NASA’s Laser Communications Relay Demonstration (LCRD) is gearing up for launch this fall, no earlier than Nov. 22. The payload arrived in Florida in May, fully integrated into its host spacecraft and ready for its final testing before being lofted into space.
LCRD will leverage the power of infrared light to send and receive information encoded into invisible laser beams from one location to the next. Once in orbit, LCRD will demonstrate the benefits of using infrared lasers to communicate information from space.
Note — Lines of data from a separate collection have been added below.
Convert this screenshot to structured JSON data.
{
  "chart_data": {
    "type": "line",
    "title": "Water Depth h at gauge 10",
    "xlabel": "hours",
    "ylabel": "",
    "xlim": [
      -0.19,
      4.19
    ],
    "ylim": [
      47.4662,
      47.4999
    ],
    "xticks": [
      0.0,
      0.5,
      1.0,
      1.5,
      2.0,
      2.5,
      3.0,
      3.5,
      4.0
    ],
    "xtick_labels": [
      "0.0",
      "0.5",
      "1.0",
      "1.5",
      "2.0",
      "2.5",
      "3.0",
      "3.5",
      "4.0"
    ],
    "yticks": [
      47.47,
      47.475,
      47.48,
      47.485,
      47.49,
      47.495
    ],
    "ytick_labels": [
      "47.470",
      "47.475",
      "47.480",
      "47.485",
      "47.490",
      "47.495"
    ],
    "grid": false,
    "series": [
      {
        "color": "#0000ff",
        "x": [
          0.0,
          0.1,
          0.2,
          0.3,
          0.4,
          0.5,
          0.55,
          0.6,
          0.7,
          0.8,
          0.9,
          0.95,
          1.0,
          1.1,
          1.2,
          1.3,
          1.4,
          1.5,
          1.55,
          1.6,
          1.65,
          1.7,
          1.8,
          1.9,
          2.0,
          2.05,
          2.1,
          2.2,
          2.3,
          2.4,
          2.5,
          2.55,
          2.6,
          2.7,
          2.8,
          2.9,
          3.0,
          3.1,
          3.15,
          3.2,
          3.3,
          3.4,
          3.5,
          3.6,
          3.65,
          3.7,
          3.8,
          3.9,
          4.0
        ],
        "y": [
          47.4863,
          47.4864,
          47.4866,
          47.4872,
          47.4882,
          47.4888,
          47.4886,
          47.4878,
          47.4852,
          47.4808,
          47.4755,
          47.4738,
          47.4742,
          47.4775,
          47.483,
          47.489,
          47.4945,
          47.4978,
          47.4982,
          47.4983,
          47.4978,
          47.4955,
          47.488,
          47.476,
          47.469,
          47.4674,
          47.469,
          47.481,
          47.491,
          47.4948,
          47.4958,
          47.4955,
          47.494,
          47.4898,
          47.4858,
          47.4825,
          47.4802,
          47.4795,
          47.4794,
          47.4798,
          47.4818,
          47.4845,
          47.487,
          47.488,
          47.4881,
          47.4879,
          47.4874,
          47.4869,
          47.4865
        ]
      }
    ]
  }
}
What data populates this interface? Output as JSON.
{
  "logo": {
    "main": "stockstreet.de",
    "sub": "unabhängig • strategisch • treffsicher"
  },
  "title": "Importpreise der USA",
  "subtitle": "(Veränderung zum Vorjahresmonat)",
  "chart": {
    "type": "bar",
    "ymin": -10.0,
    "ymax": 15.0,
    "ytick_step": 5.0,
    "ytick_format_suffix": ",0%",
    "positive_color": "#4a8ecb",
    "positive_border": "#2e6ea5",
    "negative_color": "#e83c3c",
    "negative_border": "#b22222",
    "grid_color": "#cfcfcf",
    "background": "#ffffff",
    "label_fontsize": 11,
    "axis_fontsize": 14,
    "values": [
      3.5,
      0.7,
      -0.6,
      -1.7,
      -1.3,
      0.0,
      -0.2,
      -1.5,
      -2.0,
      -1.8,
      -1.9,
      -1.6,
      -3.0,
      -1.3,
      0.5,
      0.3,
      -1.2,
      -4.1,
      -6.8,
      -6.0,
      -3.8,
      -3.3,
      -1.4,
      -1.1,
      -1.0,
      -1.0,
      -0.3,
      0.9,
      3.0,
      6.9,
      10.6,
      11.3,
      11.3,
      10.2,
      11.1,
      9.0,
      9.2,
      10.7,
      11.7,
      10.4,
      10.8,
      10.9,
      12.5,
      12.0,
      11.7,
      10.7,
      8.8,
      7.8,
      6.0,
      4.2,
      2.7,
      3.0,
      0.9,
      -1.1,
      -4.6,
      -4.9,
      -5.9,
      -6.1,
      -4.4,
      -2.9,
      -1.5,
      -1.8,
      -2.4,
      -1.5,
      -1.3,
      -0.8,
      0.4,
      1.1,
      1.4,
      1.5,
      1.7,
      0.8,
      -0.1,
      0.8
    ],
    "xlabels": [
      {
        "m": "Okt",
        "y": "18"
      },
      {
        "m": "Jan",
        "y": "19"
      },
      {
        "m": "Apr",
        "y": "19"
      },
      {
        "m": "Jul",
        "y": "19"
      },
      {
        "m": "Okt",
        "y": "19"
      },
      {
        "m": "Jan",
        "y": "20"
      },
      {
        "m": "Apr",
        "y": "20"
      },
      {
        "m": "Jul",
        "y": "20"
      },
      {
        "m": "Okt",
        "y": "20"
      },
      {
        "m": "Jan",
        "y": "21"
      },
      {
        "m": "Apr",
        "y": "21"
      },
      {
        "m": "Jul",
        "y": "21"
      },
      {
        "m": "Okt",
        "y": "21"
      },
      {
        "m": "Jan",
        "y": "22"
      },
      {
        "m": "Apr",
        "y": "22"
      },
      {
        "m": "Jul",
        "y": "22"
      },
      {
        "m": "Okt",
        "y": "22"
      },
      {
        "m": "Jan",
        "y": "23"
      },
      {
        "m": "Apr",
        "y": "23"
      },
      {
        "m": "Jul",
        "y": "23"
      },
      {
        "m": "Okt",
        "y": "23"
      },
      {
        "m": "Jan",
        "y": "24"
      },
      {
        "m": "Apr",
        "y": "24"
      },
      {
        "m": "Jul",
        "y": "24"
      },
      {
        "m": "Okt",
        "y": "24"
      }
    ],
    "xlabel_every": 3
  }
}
These benefits include increased data in a single downlink, as well as reduced size, weight, and power requirements for a communications system on a spacecraft.
As part of the final testing campaign, several LCRD team members integrated the last pieces of hardware, completed final inspections, and conducted launch integration systems tests at the Astrotech Space Operations facility in Titusville, Florida. Completed in May, these were the last set of Earth-based tests for the payload, ensuring its readiness for launch. Soon, the host spacecraft will be fueled with propellant and prepared for encapsulation and mating with an Atlas V rocket.
Once the spacecraft is thrusted into space and reaches its destination in geosynchronous orbit – 22,000 miles above Earth’s surface – LCRD will become NASA’s first two-way laser communications relay.
LCRD is a NASA payload aboard the Department of Defense’s Space Test Program Satellite-6 (STPSat-6). STPSat-6, part of the Space Test Program 3 (STP-3) mission, will launch on a United Launch Alliance Atlas V 551 rocket from the Cape Canaveral Space Force Station in Florida. STP is operated by the United States Space Force’s Space Systems Command.
LCRD is led by NASA’s Goddard Space Flight Center in Greenbelt, Maryland. Partners include NASA’s Jet Propulsion Laboratory in Southern California and the MIT Lincoln Laboratory. LCRD is funded through NASA’s Technology Demonstration Missions program as part of the Space Technology Mission Directorate, and the Space Communications and Navigation (SCaN) program at NASA Headquarters.